For many people visiting their primary care provider today, a large amount of their time in the office won’t be spent interacting with a physician. Instead, many practices are increasing their utilization of Nurse Practitioners and Physician Assistants in their practices to relieve some of the pressure on physicians. As the demand for primary care providers outpaces the supply of primary care physicians, Nurse Practitioners and Physician Assistants are stepping in to fill those gaps. 


Administrators are quickly realizing that with the physician shortage making physician recruitment a more costly and lengthy undertaking, non-physician providers are becoming an increasingly economical way to meet the needs of their patients.



States Expand Scope of Practice

In response to the physician shortage, especially in smaller communities, governments are stepping in to give non-physician providers a wider scope of practice, allowing some (such as Nurse Practitioners) to diagnose and prescribe without mandated physician oversight. This also comes into play as more and more non-physician providers are deciding to pursue advanced degrees (ex: DNPs). As these providers accrue more education and practive privileges, their role in health care systems and health systems’ corresponding recruitment strategy will continue to grow in response.


Filling Gaps

Non-physician providers, while fulfilling a need for physical providers in many practices and communities, fill gaps in other ways as well. Having received training that emphasizes different aspects of care, NP’s and PA’s can often provide a unique perspective on the care and treatment of patients. This different approach can serve to enhance the quality and scope of care a patient receives, improving outcomes and patient satisfaction.


Recruiting Nurse Pratitioners and Physician Assistants

The recruitment of NP’s and PA’s is an essential part of any organization’s healthcare recruitment strategy. As states continue to expand their scope of practice, their value to a practice will grow and the demand for these non-physician providers will increase.
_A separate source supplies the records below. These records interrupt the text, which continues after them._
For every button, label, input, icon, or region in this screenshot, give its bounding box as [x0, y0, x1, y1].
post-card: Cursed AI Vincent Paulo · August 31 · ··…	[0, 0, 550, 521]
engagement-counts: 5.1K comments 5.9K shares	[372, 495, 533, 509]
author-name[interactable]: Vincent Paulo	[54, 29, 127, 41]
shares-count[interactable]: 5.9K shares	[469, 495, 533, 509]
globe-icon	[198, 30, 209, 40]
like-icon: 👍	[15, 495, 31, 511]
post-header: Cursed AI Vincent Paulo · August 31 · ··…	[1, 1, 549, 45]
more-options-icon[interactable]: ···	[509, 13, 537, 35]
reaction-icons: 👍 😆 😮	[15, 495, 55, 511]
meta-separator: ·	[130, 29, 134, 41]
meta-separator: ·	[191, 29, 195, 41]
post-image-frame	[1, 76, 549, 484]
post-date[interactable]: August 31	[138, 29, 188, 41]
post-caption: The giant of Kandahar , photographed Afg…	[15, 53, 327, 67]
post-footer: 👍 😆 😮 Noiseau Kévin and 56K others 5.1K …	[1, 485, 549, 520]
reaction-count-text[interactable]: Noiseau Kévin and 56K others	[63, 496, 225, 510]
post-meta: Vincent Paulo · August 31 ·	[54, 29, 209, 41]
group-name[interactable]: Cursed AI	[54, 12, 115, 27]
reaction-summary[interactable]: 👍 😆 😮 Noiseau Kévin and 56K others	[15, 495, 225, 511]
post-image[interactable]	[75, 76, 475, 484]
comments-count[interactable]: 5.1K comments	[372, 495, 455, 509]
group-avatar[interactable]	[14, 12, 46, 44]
While hospitals and health systems need to ensure that they get ahead of this anticipated demand increase for NP’s and PA’s, they also need to take into account several factors before undertaking a recruitment push for non-physician providers, such as:


  • What amount of autonomy will such providers be afforded according to your organizations regulations?
  • How much experience will you and your patients feel is necesary to allow non-physician providers this autonomy?
  • How and where can we find non-physician providers who are highly qualified and dedicated to our mission and values?


Prior to undertaking these recruitment efforts, an organization must first answer these questions, establish an ideal candidate profile, and come up with a detailed candidate sourcing and marketing strategy just as they would for a physician recruitment effort.


Moving forward, Nurse Practitioners and Physician Assistants will continue to be crucial parts of a complete healthcare recruitment strategy. As their scope of practice increases to grow, as as our aging population’s demands for high quality care increases, the recrutiment and retention of non-physician providers will become a crucial aspect of a practice’s success and longevity.